(Pocket-lint) - Pro camera and sports optics firm Leica has already dabbled in the golf rangefinder market before, with the Pinmaster, but has made big improvements to its sequel, the Pinmaster II. For starters, the internal LED screen is clearer, offering a more legible read-out, has an ultra-waterproof lens coating, and can be set to read distances in yards or metres.
Aesthetically, it's identical to its predecessor; all matt white and sexy, with an eyepiece at one end, and the exit pupil/laser lens at the other. There are two buttons on the top, and that's about it.
In use it's the same too: focus the eyepiece, point the device at the golf pin and press the larger of the two buttons twice - once to set the target, the other to send out the (eye safe class 1) laser to measure its exact distance. The result is then presented in number form under the target. Job done.
There's some cunning technology involved to ensure that it's spot on too, and that it is the pin's distance that's measured, rather than some errant trees, squirrels or suchlike.
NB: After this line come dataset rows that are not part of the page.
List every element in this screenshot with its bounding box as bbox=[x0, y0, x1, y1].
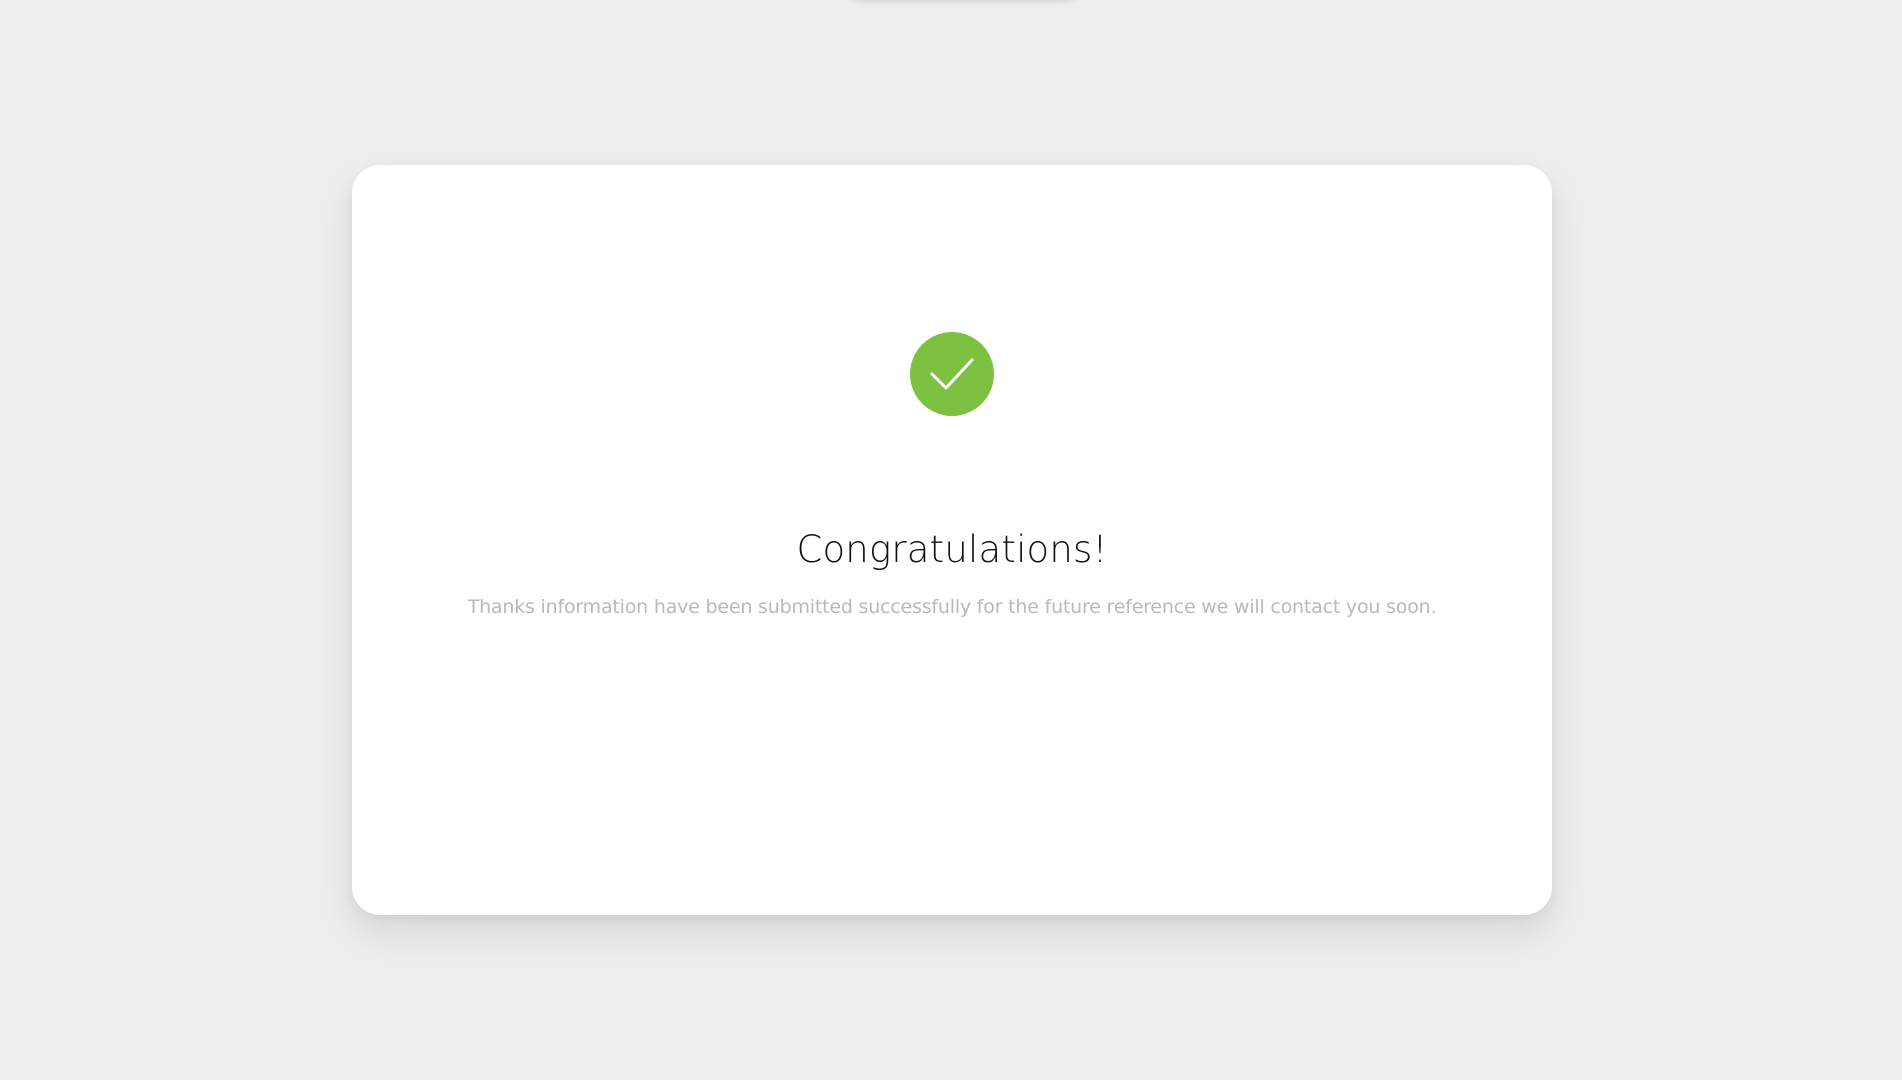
success-message: Thanks information have been submitted s… bbox=[467, 596, 1437, 618]
success-title: Congratulations! bbox=[796, 528, 1108, 571]
success-card: Congratulations! Thanks information have… bbox=[352, 165, 1552, 915]
page: Congratulations! Thanks information have… bbox=[0, 0, 1902, 1080]
success-check-icon bbox=[910, 332, 994, 416]
check-icon bbox=[910, 332, 994, 416]
check-circle bbox=[910, 332, 994, 416]
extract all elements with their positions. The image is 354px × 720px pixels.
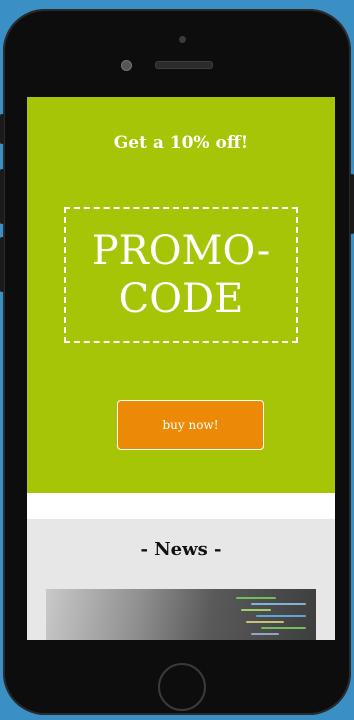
proximity-sensor [179, 36, 186, 43]
code-line [246, 621, 284, 623]
front-camera-icon [121, 60, 132, 71]
promo-title: Get a 10% off! [113, 133, 249, 153]
section-divider [27, 493, 335, 519]
promo-code-box: PROMO- CODE [64, 207, 298, 343]
news-image[interactable] [46, 589, 316, 640]
volume-down-button [0, 237, 4, 292]
promo-code-line1: PROMO- [91, 228, 271, 274]
news-section: - News - [27, 519, 335, 640]
home-button[interactable] [158, 663, 206, 711]
code-line [236, 597, 276, 599]
code-line [251, 633, 279, 635]
power-button [350, 174, 354, 234]
news-heading: - News - [140, 539, 222, 560]
code-line [251, 603, 306, 605]
buy-now-button[interactable]: buy now! [117, 400, 264, 450]
silent-switch [0, 114, 4, 144]
code-line [241, 609, 271, 611]
promo-code-line2: CODE [118, 276, 244, 322]
code-line [256, 615, 306, 617]
code-line [261, 627, 306, 629]
volume-up-button [0, 169, 4, 224]
phone-screen: Get a 10% off! PROMO- CODE buy now! - Ne… [27, 97, 335, 640]
promo-section: Get a 10% off! PROMO- CODE buy now! [27, 97, 335, 493]
earpiece-speaker [155, 61, 213, 69]
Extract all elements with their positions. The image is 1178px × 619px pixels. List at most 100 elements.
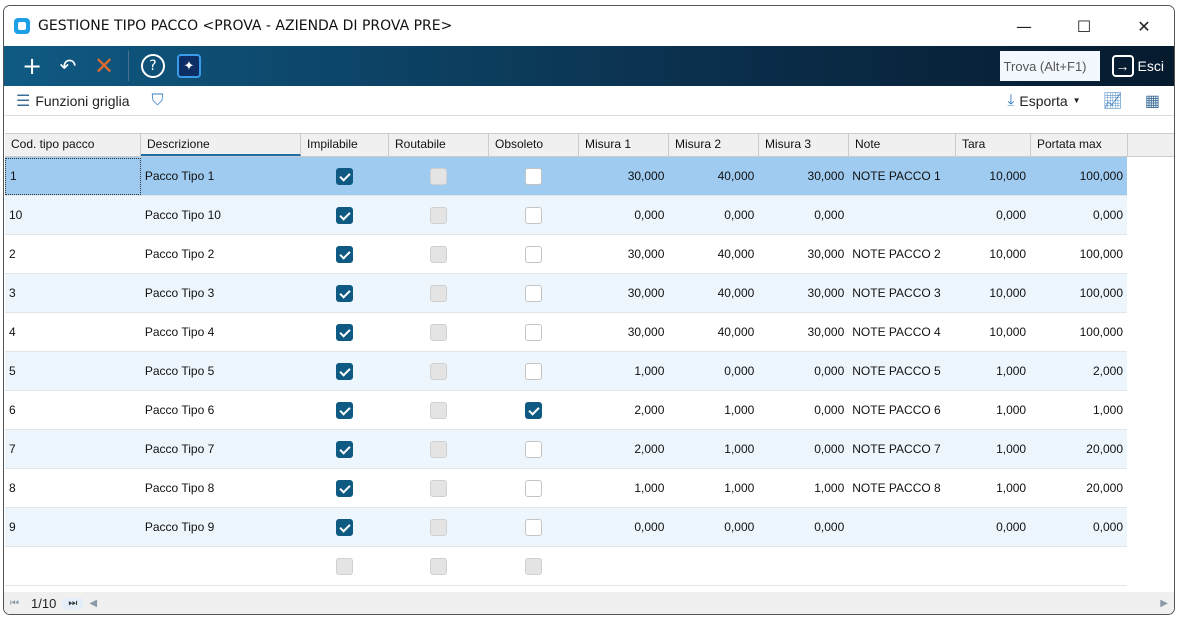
- cell-portata[interactable]: 1,000: [1030, 403, 1127, 417]
- cell-desc[interactable]: Pacco Tipo 3: [141, 286, 301, 300]
- cell-portata[interactable]: 2,000: [1030, 364, 1127, 378]
- checkbox-cell[interactable]: [489, 362, 579, 380]
- checkbox-cell[interactable]: [489, 401, 579, 419]
- checkbox-cell[interactable]: [301, 479, 389, 497]
- cell-m1[interactable]: 0,000: [578, 208, 668, 222]
- add-icon[interactable]: +: [14, 50, 50, 82]
- last-page-icon[interactable]: ⏭: [62, 597, 84, 609]
- cell-tara[interactable]: 1,000: [955, 481, 1030, 495]
- cell-m3[interactable]: 30,000: [758, 325, 848, 339]
- table-row[interactable]: 5 Pacco Tipo 5 1,000 0,000 0,000 NOTE PACCO 5…: [5, 352, 1127, 391]
- cell-note[interactable]: NOTE PACCO 4: [848, 325, 955, 339]
- cell-portata[interactable]: 20,000: [1030, 442, 1127, 456]
- cell-m2[interactable]: 1,000: [668, 442, 758, 456]
- checkbox-obs[interactable]: [525, 206, 543, 224]
- cell-desc[interactable]: Pacco Tipo 4: [141, 325, 301, 339]
- cell-m2[interactable]: 1,000: [668, 481, 758, 495]
- checkbox-cell[interactable]: [301, 284, 389, 302]
- table-row[interactable]: 3 Pacco Tipo 3 30,000 40,000 30,000 NOTE PACC…: [5, 274, 1127, 313]
- grid-layout-icon[interactable]: ▦: [1145, 91, 1160, 111]
- cell-m3[interactable]: 30,000: [758, 169, 848, 183]
- checkbox-imp[interactable]: [336, 362, 354, 380]
- checkbox-cell[interactable]: [489, 167, 579, 185]
- ai-assistant-icon[interactable]: ✦: [171, 50, 207, 82]
- cell-note[interactable]: NOTE PACCO 3: [848, 286, 955, 300]
- checkbox-imp[interactable]: [336, 557, 354, 575]
- checkbox-obs[interactable]: [525, 557, 543, 575]
- checkbox-cell[interactable]: [301, 167, 389, 185]
- table-row[interactable]: [5, 547, 1127, 586]
- column-header[interactable]: Cod. tipo pacco: [5, 134, 141, 156]
- cell-tara[interactable]: 1,000: [955, 442, 1030, 456]
- checkbox-cell[interactable]: [301, 245, 389, 263]
- cell-m1[interactable]: 0,000: [578, 520, 668, 534]
- cell-note[interactable]: NOTE PACCO 7: [848, 442, 955, 456]
- checkbox-imp[interactable]: [336, 167, 354, 185]
- checkbox-cell[interactable]: [389, 479, 489, 497]
- cell-m2[interactable]: 0,000: [668, 364, 758, 378]
- cell-m2[interactable]: 40,000: [668, 247, 758, 261]
- cell-cod[interactable]: 3: [5, 286, 141, 300]
- cell-tara[interactable]: 10,000: [955, 247, 1030, 261]
- checkbox-cell[interactable]: [389, 245, 489, 263]
- checkbox-obs[interactable]: [525, 284, 543, 302]
- table-row[interactable]: 6 Pacco Tipo 6 2,000 1,000 0,000 NOTE PACCO 6…: [5, 391, 1127, 430]
- cell-m3[interactable]: 0,000: [758, 403, 848, 417]
- help-icon[interactable]: ?: [135, 50, 171, 82]
- table-row[interactable]: 2 Pacco Tipo 2 30,000 40,000 30,000 NOTE PACC…: [5, 235, 1127, 274]
- checkbox-imp[interactable]: [336, 479, 354, 497]
- export-button[interactable]: ⤓ Esporta ▼: [1007, 92, 1080, 110]
- cell-m1[interactable]: 30,000: [578, 169, 668, 183]
- cell-m2[interactable]: 40,000: [668, 169, 758, 183]
- checkbox-cell[interactable]: [489, 518, 579, 536]
- checkbox-cell[interactable]: [389, 362, 489, 380]
- cell-m3[interactable]: 0,000: [758, 208, 848, 222]
- cell-cod[interactable]: 7: [5, 442, 141, 456]
- column-header[interactable]: Misura 1: [579, 134, 669, 156]
- cell-tara[interactable]: 1,000: [955, 403, 1030, 417]
- cell-m1[interactable]: 30,000: [578, 325, 668, 339]
- cell-m3[interactable]: 30,000: [758, 286, 848, 300]
- checkbox-rout[interactable]: [430, 440, 448, 458]
- cell-desc[interactable]: Pacco Tipo 8: [141, 481, 301, 495]
- checkbox-obs[interactable]: [525, 479, 543, 497]
- cell-m2[interactable]: 40,000: [668, 325, 758, 339]
- checkbox-rout[interactable]: [430, 206, 448, 224]
- cell-tara[interactable]: 10,000: [955, 325, 1030, 339]
- cell-desc[interactable]: Pacco Tipo 2: [141, 247, 301, 261]
- checkbox-rout[interactable]: [430, 401, 448, 419]
- checkbox-cell[interactable]: [489, 323, 579, 341]
- column-header[interactable]: Obsoleto: [489, 134, 579, 156]
- cell-portata[interactable]: 100,000: [1030, 325, 1127, 339]
- checkbox-cell[interactable]: [489, 440, 579, 458]
- first-page-icon[interactable]: ⏮: [4, 598, 25, 609]
- checkbox-cell[interactable]: [301, 440, 389, 458]
- checkbox-cell[interactable]: [301, 362, 389, 380]
- scroll-right-icon[interactable]: ▶: [1154, 598, 1174, 609]
- checkbox-cell[interactable]: [489, 284, 579, 302]
- checkbox-imp[interactable]: [336, 323, 354, 341]
- table-row[interactable]: 10 Pacco Tipo 10 0,000 0,000 0,000 0,000 0,000: [5, 196, 1127, 235]
- checkbox-cell[interactable]: [489, 206, 579, 224]
- checkbox-cell[interactable]: [301, 206, 389, 224]
- close-button[interactable]: ✕: [1114, 17, 1174, 36]
- checkbox-rout[interactable]: [430, 362, 448, 380]
- checkbox-rout[interactable]: [430, 323, 448, 341]
- cell-portata[interactable]: 20,000: [1030, 481, 1127, 495]
- cell-desc[interactable]: Pacco Tipo 5: [141, 364, 301, 378]
- checkbox-obs[interactable]: [525, 245, 543, 263]
- cell-cod[interactable]: 2: [5, 247, 141, 261]
- cell-desc[interactable]: Pacco Tipo 7: [141, 442, 301, 456]
- cell-m2[interactable]: 40,000: [668, 286, 758, 300]
- checkbox-rout[interactable]: [430, 167, 448, 185]
- cell-cod[interactable]: 8: [5, 481, 141, 495]
- checkbox-cell[interactable]: [389, 518, 489, 536]
- cell-tara[interactable]: 10,000: [955, 169, 1030, 183]
- cell-desc[interactable]: Pacco Tipo 1: [141, 169, 301, 183]
- cell-portata[interactable]: 0,000: [1030, 520, 1127, 534]
- chart-icon[interactable]: 📈︎: [1103, 91, 1123, 111]
- undo-icon[interactable]: ↶: [50, 50, 86, 82]
- checkbox-cell[interactable]: [301, 557, 389, 575]
- checkbox-cell[interactable]: [389, 557, 489, 575]
- find-input[interactable]: Trova (Alt+F1): [999, 51, 1100, 81]
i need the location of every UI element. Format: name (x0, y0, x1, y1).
Its proprietary First Target Logic tech looks for the target within the viewfinder that's nearest and reports on that. It helps when the green is clearly visible, and we found that a steady hand is a must as the further the pin is, the more it tends to wobble in the sights.
To help refine measurement to smaller objects over greater distances, the Pinmaster II also features a scan mode, which will continually scan the terrain as you hold down the button. It uses up more juice (from the solitary CR2 battery needed for power), but will give you a result every time.
Thankfully, for use in the British weather, the device is waterproof for up to 1m in depth, so is fine to use in rainy conditions, and it comes with a carry case to protect it when stored in a golf bag, for example.
To test the Leica Pinmaster II ourselves, we took it out for a round at Muswell Hill Golf Club in north London and found it to be unerringly accurate. As most on-course yardage markers are measured to the centre of the green rather than the pin, the flag finder proved to give us more accurate readings of genuine distance.
Whether it has improved our game, however, is debatable. After all, knowing the correct distance is only half the battle, getting there in a clean, straight line is a constant struggle for all amateur golfers.
Of course, that's not the Leica's fault, and should our game get better, we could see a definite advantage to having such a device. If there's just one criticism, it's that it can add time to the preparation for each shot - at least while you're getting used to the rangefinder - and on a busy day at the club, you could find yourself shoo-ed along by irate members behind you.
Perhaps, initially, you should practice with it on quieter days. Then, as it is authorised for competition under R&A rule 14.3 (unlike golf GPS devices), you can take it out for more serious use.
You'll certainly look the part.
The Leica Pinmaster II is available from plenty of golf retailers, both online and in stores, for around £495.